A: It is the process of using natural language and high-level intuition to steer an AI agent through a build, focusing on the “vibe” of the result rather than the underlying code.
Key Takeaways
The transition into an AI-driven workforce is not about the removal of humans, but the elevation of the “human manager.” Shipper’s core philosophy—”Automation is a lie”—reminds us that every automated system requires a human to stand behind it, ensuring the output remains coherent and aligned with the company’s goals. The “job apocalypse” is effectively a “reorganization” where the barrier between technical and non-technical roles dissolves.
To thrive, professionals must “ride the models,” treating every new LLM release as a discovery of new powers rather than a threat to old ones. Whether it is a PM shipping a full app or an editor using an AI co-author, the winners will be those who maintain a sense of “spaciousness and strength” while playing with the technology to find their own moments of joy.
Q&A
Q1: What happens to the “Senior Engineer” role if AI can code at a 60/100 level?
A: Humans shift to a zero-based benchmark. When yesterday’s hard tasks become easy, humans move the goalposts to harder, more complex architectural problems that AI hasn’t seen in its training data yet.
Q2: Should I be worried about reading AI-generated documents at work?
A: Only if they are “slop.” High-quality AI-generated strategy docs, when directed by a human who stands behind every line, are often superior to mediocre human-written ones.
Q3: What is the most underrated skill right now?
A: Curiosity and playfulness.

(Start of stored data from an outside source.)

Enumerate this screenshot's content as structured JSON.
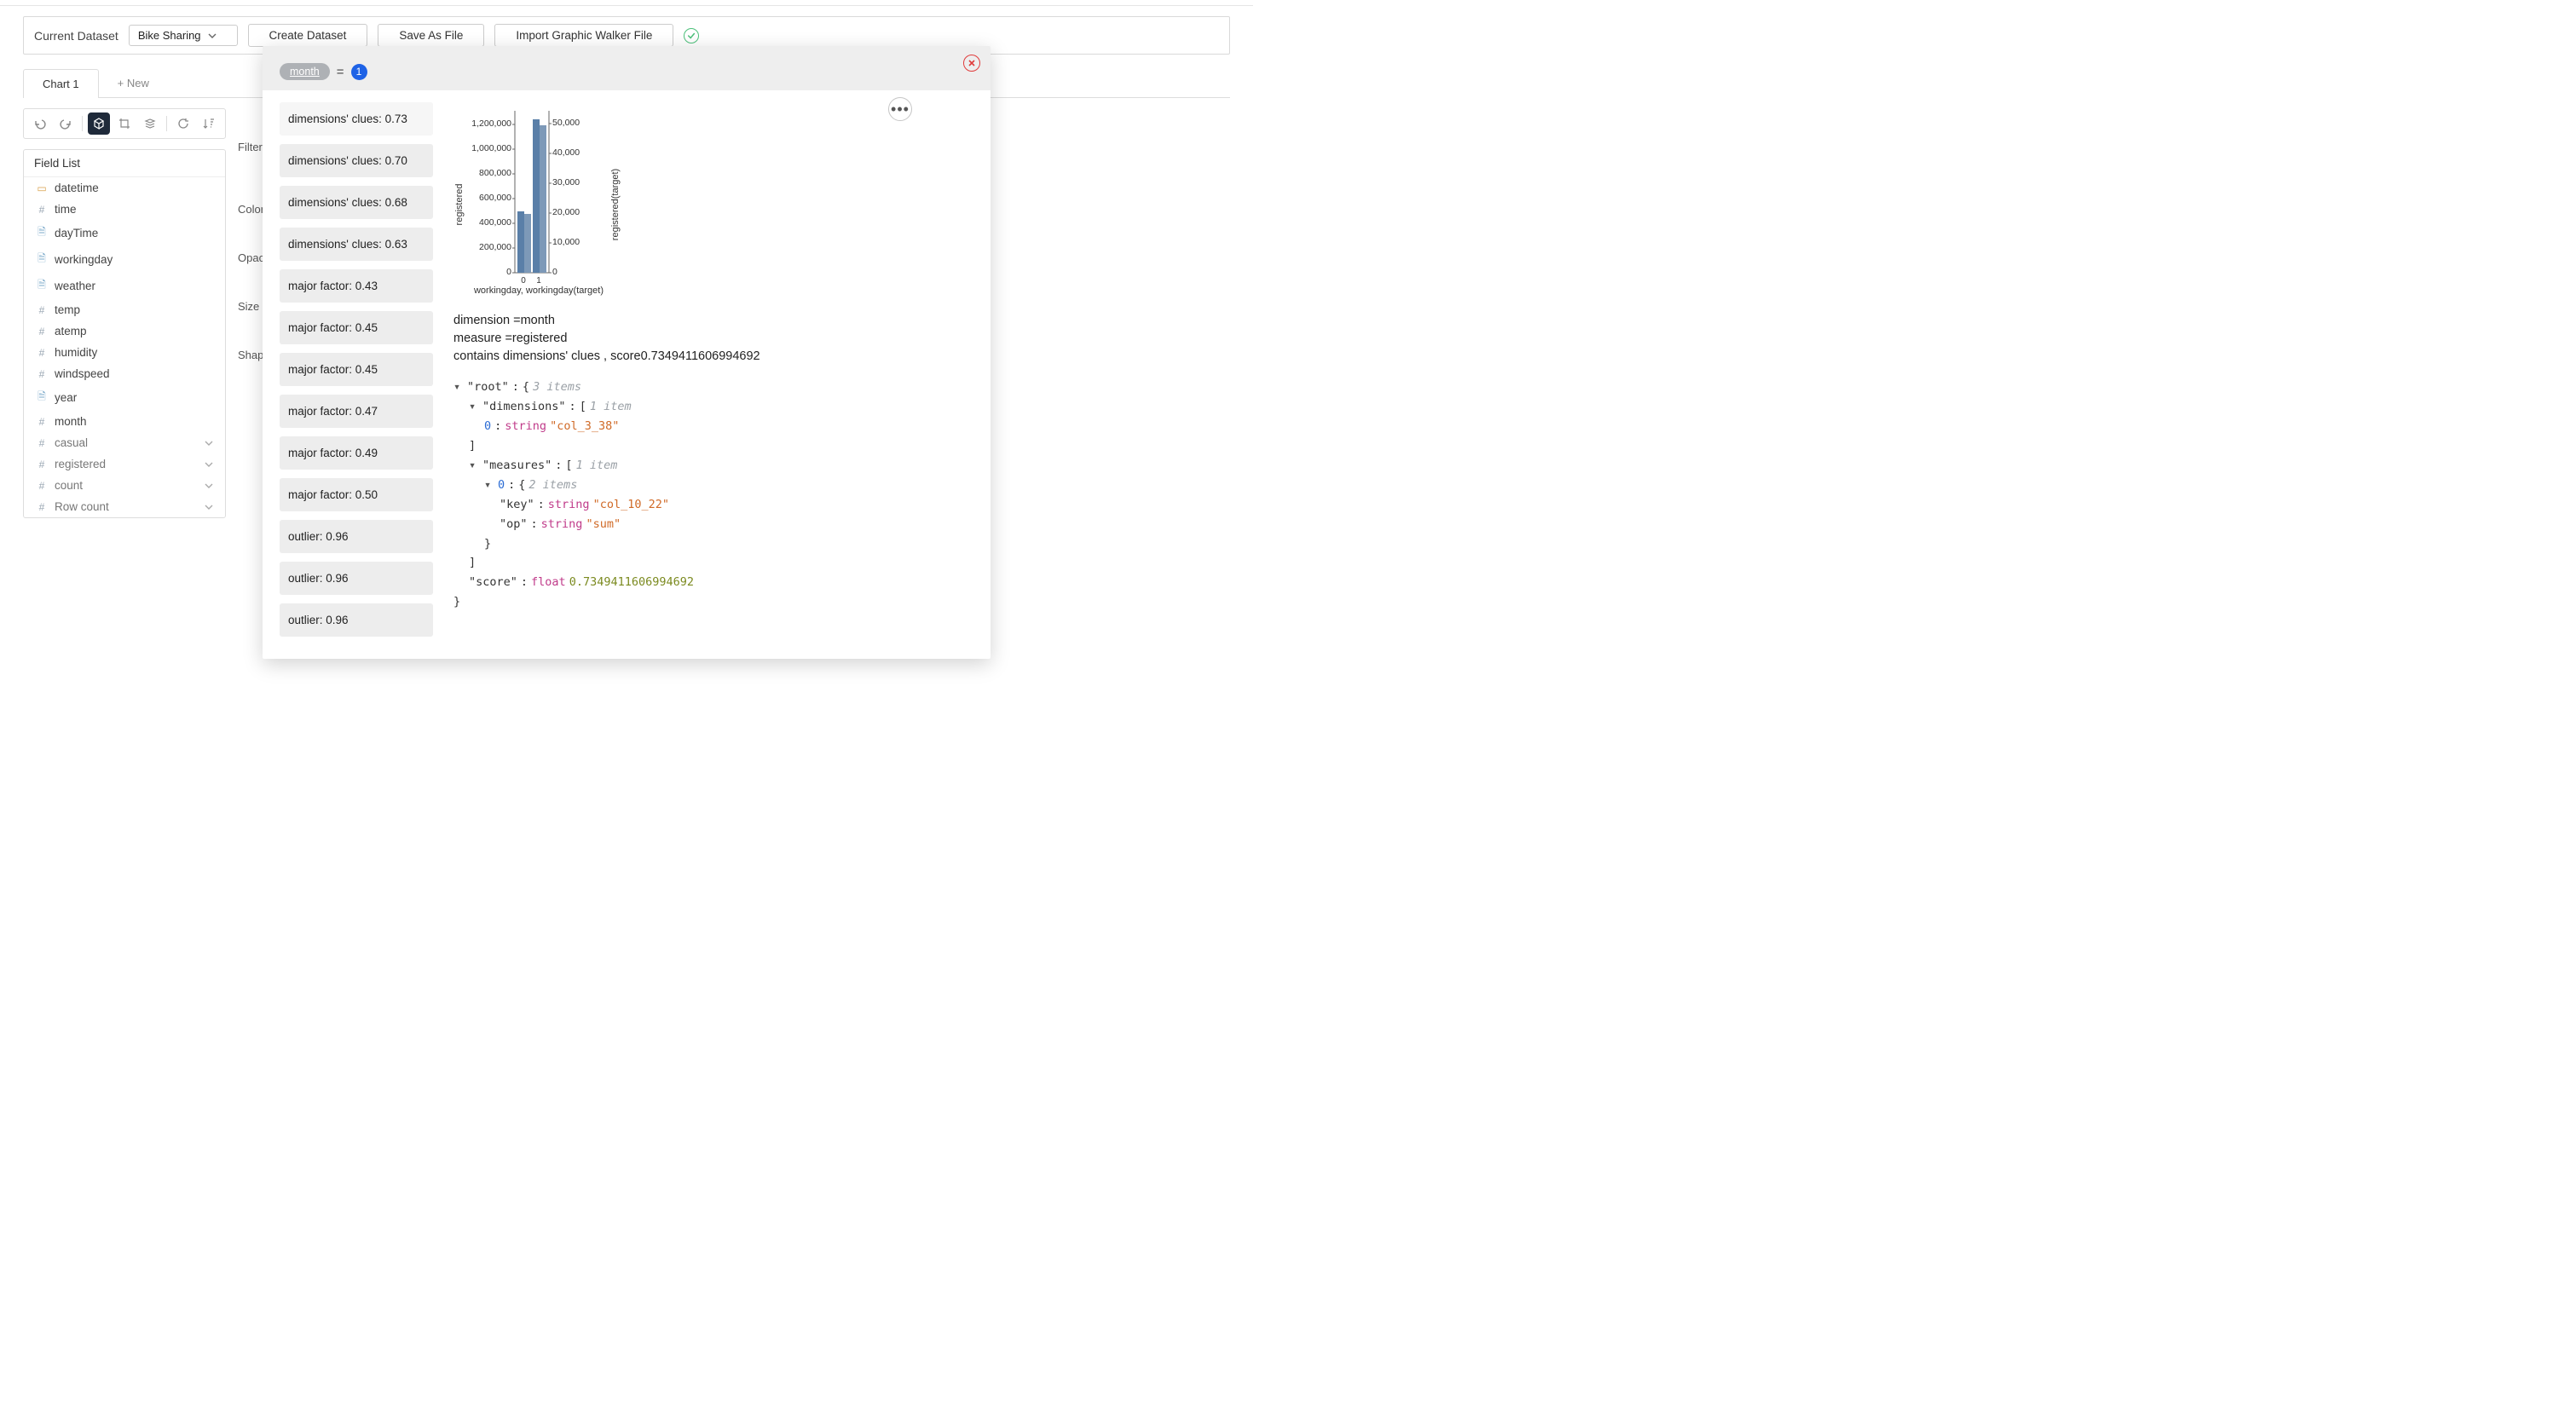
{
  "toolbar": {
    "current_dataset_label": "Current Dataset",
    "dataset_selected": "Bike Sharing",
    "create_btn": "Create Dataset",
    "saveas_btn": "Save As File",
    "import_btn": "Import Graphic Walker File"
  },
  "tabs": {
    "active": "Chart 1",
    "new": "+ New"
  },
  "panels": {
    "field_list_title": "Field List",
    "fields_dim": [
      {
        "icon": "cal",
        "label": "datetime"
      },
      {
        "icon": "hash",
        "label": "time"
      },
      {
        "icon": "page",
        "label": "dayTime"
      },
      {
        "icon": "page",
        "label": "workingday"
      },
      {
        "icon": "page",
        "label": "weather"
      },
      {
        "icon": "hash",
        "label": "temp"
      },
      {
        "icon": "hash",
        "label": "atemp"
      },
      {
        "icon": "hash",
        "label": "humidity"
      },
      {
        "icon": "hash",
        "label": "windspeed"
      },
      {
        "icon": "page",
        "label": "year"
      },
      {
        "icon": "hash",
        "label": "month"
      }
    ],
    "fields_meas": [
      {
        "icon": "hash",
        "label": "casual"
      },
      {
        "icon": "hash",
        "label": "registered"
      },
      {
        "icon": "hash",
        "label": "count"
      },
      {
        "icon": "hash",
        "label": "Row count"
      }
    ]
  },
  "shelves": {
    "filters": "Filters",
    "color": "Color",
    "opacity": "Opacity",
    "size": "Size",
    "shape": "Shape"
  },
  "modal": {
    "pill_field": "month",
    "badge_value": "1",
    "clues": [
      "dimensions' clues: 0.73",
      "dimensions' clues: 0.70",
      "dimensions' clues: 0.68",
      "dimensions' clues: 0.63",
      "major factor: 0.43",
      "major factor: 0.45",
      "major factor: 0.45",
      "major factor: 0.47",
      "major factor: 0.49",
      "major factor: 0.50",
      "outlier: 0.96",
      "outlier: 0.96",
      "outlier: 0.96"
    ],
    "info": {
      "dimension_line": "dimension =month",
      "measure_line": "measure =registered",
      "score_line": "contains dimensions' clues ,  score0.7349411606994692"
    },
    "json": {
      "root_label": "\"root\"",
      "root_brace_open": "{",
      "root_count": "3 items",
      "dimensions_key": "\"dimensions\"",
      "dimensions_open": "[",
      "dimensions_count": "1 item",
      "dim0_idx": "0",
      "dim0_type": "string",
      "dim0_val": "\"col_3_38\"",
      "dimensions_close": "]",
      "measures_key": "\"measures\"",
      "measures_open": "[",
      "measures_count": "1 item",
      "meas0_idx": "0",
      "meas0_open": "{",
      "meas0_count": "2 items",
      "meas0_key_key": "\"key\"",
      "meas0_key_type": "string",
      "meas0_key_val": "\"col_10_22\"",
      "meas0_op_key": "\"op\"",
      "meas0_op_type": "string",
      "meas0_op_val": "\"sum\"",
      "meas0_close": "}",
      "measures_close": "]",
      "score_key": "\"score\"",
      "score_type": "float",
      "score_val": "0.7349411606994692",
      "root_close": "}"
    }
  },
  "chart_data": {
    "type": "bar",
    "dual_axis": true,
    "x_categories": [
      "0",
      "1"
    ],
    "series": [
      {
        "name": "registered",
        "axis": "left",
        "values": [
          490000,
          1230000
        ]
      },
      {
        "name": "registered(target)",
        "axis": "right",
        "values": [
          20000,
          50000
        ]
      }
    ],
    "xlabel": "workingday, workingday(target)",
    "ylabel_left": "registered",
    "ylabel_right": "registered(target)",
    "y_ticks_left": [
      "0",
      "200,000",
      "400,000",
      "600,000",
      "800,000",
      "1,000,000",
      "1,200,000"
    ],
    "y_ticks_right": [
      "0",
      "10,000",
      "20,000",
      "30,000",
      "40,000",
      "50,000"
    ],
    "ylim_left": [
      0,
      1300000
    ],
    "ylim_right": [
      0,
      55000
    ]
  }
}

The “edge of AI” isn’t in San Francisco; it’s wherever a real human is experimenting with a model to solve a specific, boring problem.
Q4: Is the SaaS “Super-Agent” just a Slack bot?
A: Currently, yes, because people like keeping work and personal bubbles separate. However, these bots are becoming more integrated into the company’s data warehouse and internal permissions.
Q5: Why did Dan hire more people while becoming more AI-forward?
A: Because AI creates “computer errands” and more pull requests, which ironically requires more humans to review, curate, and manage the increased output.
Q6: What should a PM at a large company do today?
A: Find a way to use Codex or Claude Code on your own time. Turn over every rock and see if the latest model can now solve a problem it couldn’t solve three months ago.
Q7: Will we ever have truly autonomous agents?
A: Likely not in the way people hope. There is a “paradox of automation” where the more we automate, the more work we create for ourselves to ensure those automations stay relevant and high-quality.